Cryptocurrency exchanges FTX and Binance have announced new licenses to operate in Dubai and Bahrain respectively. 

FTX’s European affiliate—FTX Europe & MENA—yesterday announced it had been licensed to establish and operate Virtual Asset Exchange and Clearing House services in Dubai, United Arab Emirates. 

“FTX receiving this approval is a continuation of our mission to be at the forefront of licensing and regulation around the world,” FTX CEO Sam Bankman-Fried said in a prepared statement. . “We plan to continue playing a lead role in advancing the digital asset industry in countries that provide a robust regulatory framework, while also operating with the highest security, risk, and investor protection standards.” 

Patrick Gruhn, head of FTX Europe, also said that this represents a “major achievement” for FTX, adding that the European affiliate intends to expand its presence in the MENA region and establish a regional headquarters in Dubai. 


The exchange’s Dubai license comes after the Dubai Multi Commodities Center (DMCC) announced that it sought to establish its own “crypto valley” in the UAE—designed to promote and embrace the crypto and blockchain industry. 

FTX isn’t the only crypto firm making moves in the Middle East.
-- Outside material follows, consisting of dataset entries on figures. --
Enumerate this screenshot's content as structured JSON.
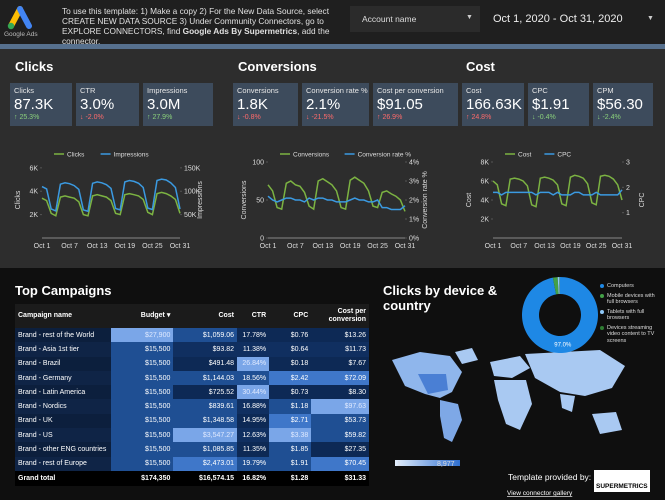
{
  "header": {
    "logo": "Google Ads",
    "instructions": {
      "before": "To use this template:  1) Make a copy  2) For the New Data Source, select CREATE NEW DATA SOURCE  3) Under Community Connectors, go to EXPLORE CONNECTORS, find ",
      "bold": "Google Ads By Supermetrics",
      "after": ", add the connector."
    },
    "account_filter": "Account name",
    "date_range": "Oct 1, 2020 - Oct 31, 2020"
  },
  "sections": [
    {
      "title": "Clicks",
      "scorecards": [
        {
          "label": "Clicks",
          "value": "87.3K",
          "delta": "↑ 25.3%",
          "positive": true
        },
        {
          "label": "CTR",
          "value": "3.0%",
          "delta": "↓ -2.0%",
          "positive": false
        },
        {
          "label": "Impressions",
          "value": "3.0M",
          "delta": "↑ 27.9%",
          "positive": true
        }
      ]
    },
    {
      "title": "Conversions",
      "scorecards": [
        {
          "label": "Conversions",
          "value": "1.8K",
          "delta": "↓ -0.8%",
          "positive": false
        },
        {
          "label": "Conversion rate %",
          "value": "2.1%",
          "delta": "↓ -21.5%",
          "positive": false
        },
        {
          "label": "Cost per conversion",
          "value": "$91.05",
          "delta": "↑ 26.9%",
          "positive": false
        }
      ]
    },
    {
      "title": "Cost",
      "scorecards": [
        {
          "label": "Cost",
          "value": "166.63K",
          "delta": "↑ 24.8%",
          "positive": false
        },
        {
          "label": "CPC",
          "value": "$1.91",
          "delta": "↓ -0.4%",
          "positive": true
        },
        {
          "label": "CPM",
          "value": "$56.30",
          "delta": "↓ -2.4%",
          "positive": true
        }
      ]
    }
  ],
  "charts": [
    {
      "type": "line",
      "categories": [
        "Oct 1",
        null,
        null,
        null,
        null,
        null,
        "Oct 7",
        null,
        null,
        null,
        null,
        null,
        "Oct 13",
        null,
        null,
        null,
        null,
        null,
        "Oct 19",
        null,
        null,
        null,
        null,
        null,
        "Oct 25",
        null,
        null,
        null,
        null,
        null,
        "Oct 31"
      ],
      "ylabel": "Clicks",
      "y2label": "Impressions",
      "ylim": [
        0,
        6500
      ],
      "yticks": [
        {
          "value": 2000,
          "label": "2K"
        },
        {
          "value": 4000,
          "label": "4K"
        },
        {
          "value": 6000,
          "label": "6K"
        }
      ],
      "y2lim": [
        0,
        162500
      ],
      "y2ticks": [
        {
          "value": 50000,
          "label": "50K"
        },
        {
          "value": 100000,
          "label": "100K"
        },
        {
          "value": 150000,
          "label": "150K"
        }
      ],
      "series": [
        {
          "name": "Clicks",
          "color": "#7cb342",
          "values": [
            3400,
            3200,
            2100,
            1900,
            3500,
            3600,
            3500,
            3400,
            3100,
            2000,
            1900,
            3600,
            3700,
            3600,
            3500,
            3200,
            2100,
            2000,
            3700,
            3800,
            3700,
            3600,
            3300,
            2200,
            2000,
            3800,
            3900,
            3800,
            3600,
            3300,
            2100
          ]
        },
        {
          "name": "Impressions",
          "color": "#3b9ae1",
          "axis": "y2",
          "values": [
            110000,
            105000,
            62000,
            58000,
            115000,
            118000,
            116000,
            112000,
            104000,
            60000,
            57000,
            117000,
            120000,
            118000,
            114000,
            106000,
            63000,
            60000,
            120000,
            123000,
            121000,
            117000,
            108000,
            64000,
            61000,
            123000,
            126000,
            124000,
            118000,
            108000,
            62000
          ]
        }
      ]
    },
    {
      "type": "line",
      "categories": [
        "Oct 1",
        null,
        null,
        null,
        null,
        null,
        "Oct 7",
        null,
        null,
        null,
        null,
        null,
        "Oct 13",
        null,
        null,
        null,
        null,
        null,
        "Oct 19",
        null,
        null,
        null,
        null,
        null,
        "Oct 25",
        null,
        null,
        null,
        null,
        null,
        "Oct 31"
      ],
      "ylabel": "Conversions",
      "y2label": "Conversion rate %",
      "ylim": [
        0,
        100
      ],
      "yticks": [
        0,
        50,
        100
      ],
      "y2lim": [
        0,
        4
      ],
      "y2ticks": [
        {
          "value": 0,
          "label": "0%"
        },
        {
          "value": 1,
          "label": "1%"
        },
        {
          "value": 2,
          "label": "2%"
        },
        {
          "value": 3,
          "label": "3%"
        },
        {
          "value": 4,
          "label": "4%"
        }
      ],
      "series": [
        {
          "name": "Conversions",
          "color": "#7cb342",
          "values": [
            70,
            62,
            40,
            38,
            72,
            75,
            70,
            68,
            60,
            42,
            38,
            75,
            78,
            74,
            70,
            62,
            40,
            38,
            76,
            80,
            76,
            72,
            62,
            42,
            40,
            60,
            62,
            58,
            55,
            50,
            35
          ]
        },
        {
          "name": "Conversion rate %",
          "color": "#3b9ae1",
          "axis": "y2",
          "values": [
            2.2,
            2.0,
            1.9,
            2.0,
            2.1,
            2.1,
            2.0,
            2.0,
            1.9,
            2.1,
            2.0,
            2.1,
            2.1,
            2.0,
            2.0,
            1.9,
            1.9,
            1.9,
            2.0,
            2.1,
            2.0,
            2.0,
            1.9,
            1.9,
            2.0,
            1.6,
            1.6,
            1.5,
            1.5,
            1.5,
            1.7
          ]
        }
      ]
    },
    {
      "type": "line",
      "categories": [
        "Oct 1",
        null,
        null,
        null,
        null,
        null,
        "Oct 7",
        null,
        null,
        null,
        null,
        null,
        "Oct 13",
        null,
        null,
        null,
        null,
        null,
        "Oct 19",
        null,
        null,
        null,
        null,
        null,
        "Oct 25",
        null,
        null,
        null,
        null,
        null,
        "Oct 31"
      ],
      "ylabel": "Cost",
      "y2label": "CPC",
      "ylim": [
        0,
        8000
      ],
      "yticks": [
        {
          "value": 2000,
          "label": "2K"
        },
        {
          "value": 4000,
          "label": "4K"
        },
        {
          "value": 6000,
          "label": "6K"
        },
        {
          "value": 8000,
          "label": "8K"
        }
      ],
      "y2lim": [
        0,
        3
      ],
      "y2ticks": [
        1,
        2,
        3
      ],
      "series": [
        {
          "name": "Cost",
          "color": "#7cb342",
          "values": [
            6000,
            5600,
            3600,
            3400,
            6200,
            6300,
            6200,
            6000,
            5500,
            3500,
            3300,
            6300,
            6400,
            6300,
            6100,
            5600,
            3600,
            3400,
            6400,
            6600,
            6500,
            6300,
            5700,
            3700,
            3500,
            6500,
            6600,
            6500,
            6200,
            5600,
            4000
          ]
        },
        {
          "name": "CPC",
          "color": "#3b9ae1",
          "axis": "y2",
          "values": [
            1.8,
            1.8,
            1.7,
            1.8,
            1.8,
            1.8,
            1.8,
            1.8,
            1.8,
            1.8,
            1.7,
            1.8,
            1.8,
            1.8,
            1.7,
            1.8,
            1.7,
            1.7,
            1.7,
            1.8,
            1.8,
            1.7,
            1.7,
            1.7,
            1.8,
            1.7,
            1.7,
            1.7,
            1.7,
            1.7,
            1.9
          ]
        }
      ]
    }
  ],
  "table": {
    "title": "Top Campaigns",
    "columns": [
      "Campaign name",
      "Budget",
      "Cost",
      "CTR",
      "CPC",
      "Cost per conversion"
    ],
    "rows": [
      [
        "Brand - rest of the World",
        "$27,900",
        "$1,059.06",
        "17.78%",
        "$0.76",
        "$13.26"
      ],
      [
        "Brand - Asia 1st tier",
        "$15,500",
        "$93.82",
        "11.38%",
        "$0.64",
        "$11.73"
      ],
      [
        "Brand - Brazil",
        "$15,500",
        "$491.48",
        "26.84%",
        "$0.18",
        "$7.67"
      ],
      [
        "Brand - Germany",
        "$15,500",
        "$1,144.03",
        "18.56%",
        "$2.42",
        "$72.09"
      ],
      [
        "Brand - Latin America",
        "$15,500",
        "$725.52",
        "30.44%",
        "$0.73",
        "$8.30"
      ],
      [
        "Brand - Nordics",
        "$15,500",
        "$839.61",
        "16.88%",
        "$1.18",
        "$97.63"
      ],
      [
        "Brand - UK",
        "$15,500",
        "$1,348.58",
        "14.95%",
        "$2.71",
        "$53.73"
      ],
      [
        "Brand - US",
        "$15,500",
        "$3,547.27",
        "12.63%",
        "$3.38",
        "$59.82"
      ],
      [
        "Brand - other ENG countries",
        "$15,500",
        "$1,085.85",
        "11.35%",
        "$1.85",
        "$27.35"
      ],
      [
        "Brand - rest of Europe",
        "$15,500",
        "$2,473.01",
        "19.79%",
        "$1.91",
        "$70.45"
      ]
    ],
    "total": [
      "Grand total",
      "$174,350",
      "$16,574.15",
      "16.82%",
      "$1.28",
      "$31.33"
    ]
  },
  "device": {
    "title": "Clicks by device & country",
    "slices": [
      {
        "name": "Computers",
        "value": 97.0,
        "color": "#1e88e5",
        "label": "97.0%"
      },
      {
        "name": "Mobile devices with full browsers",
        "value": 2.0,
        "color": "#43a047"
      },
      {
        "name": "Tablets with full browsers",
        "value": 0.8,
        "color": "#90caf9"
      },
      {
        "name": "Devices streaming video content to TV screens",
        "value": 0.2,
        "color": "#2e7d32"
      }
    ],
    "map_scale": {
      "min": "1",
      "max": "8,977"
    }
  },
  "footer": {
    "provided_by": "Template provided by:",
    "logo": "SUPERMETRICS",
    "link": "View connector gallery"
  }
}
Binance, the industry’s largest exchange, has just recently made positive in-roads within the Kingdom of Bahrain.

Binance, Bahrain and licensing

In December last year, Binance said it received “in-principle approval” from the Central Bank of Bahrain (CBB) to establish itself as a crypto asset service provider in the kingdom. 

Yesterday, the crypto exchange announced it had been granted a crypto-asset service provider license from the CBB. 


“The license from Bahrain is a milestone in our journey to being fully licensed and regulated around the world,” Binance CEO Changpeng Zhao said. A Binance spokesperson told Decrypt they “believe this is the first” license Binance has received. 

Elsewhere in the world, Binance’s quest for regulatory approval has not gone nearly as smoothly. 

Regulators in Holland and Japan have issued consumer warnings about Binance, regulators in the Cayman Islands and Italy have said Binance is not licensed in their jurisdictions, and regulators in Malaysia opened enforcement action against Binance for operating illegally in the country. 

In Singapore—where CZ at least used to live—regulators placed the exchange on Singapore’s Investor Alert List, and Binance withdrew their license application months after. 

In the UK, the Financial Conduct Authority issued a consumer warning about Binance’s UK entity—Binance Markets Limited—last summer.

In September, the FCA doubled down, saying the firm was incapable of being regulated after it failed to provide basic information to the regulator. 

In December 2021, the exchange tried to revive its chances of gaining a license with the FCA, but if this notice regarding a $36 million loan from a Binance Group entity is anything to go by, the FCA is still not satisfied

“Until outstanding issues are addressed, the FCA’s concerns about Binance Markets Limited remain, including those highlighted in the supervisory notice of June 2021,” the FCA said.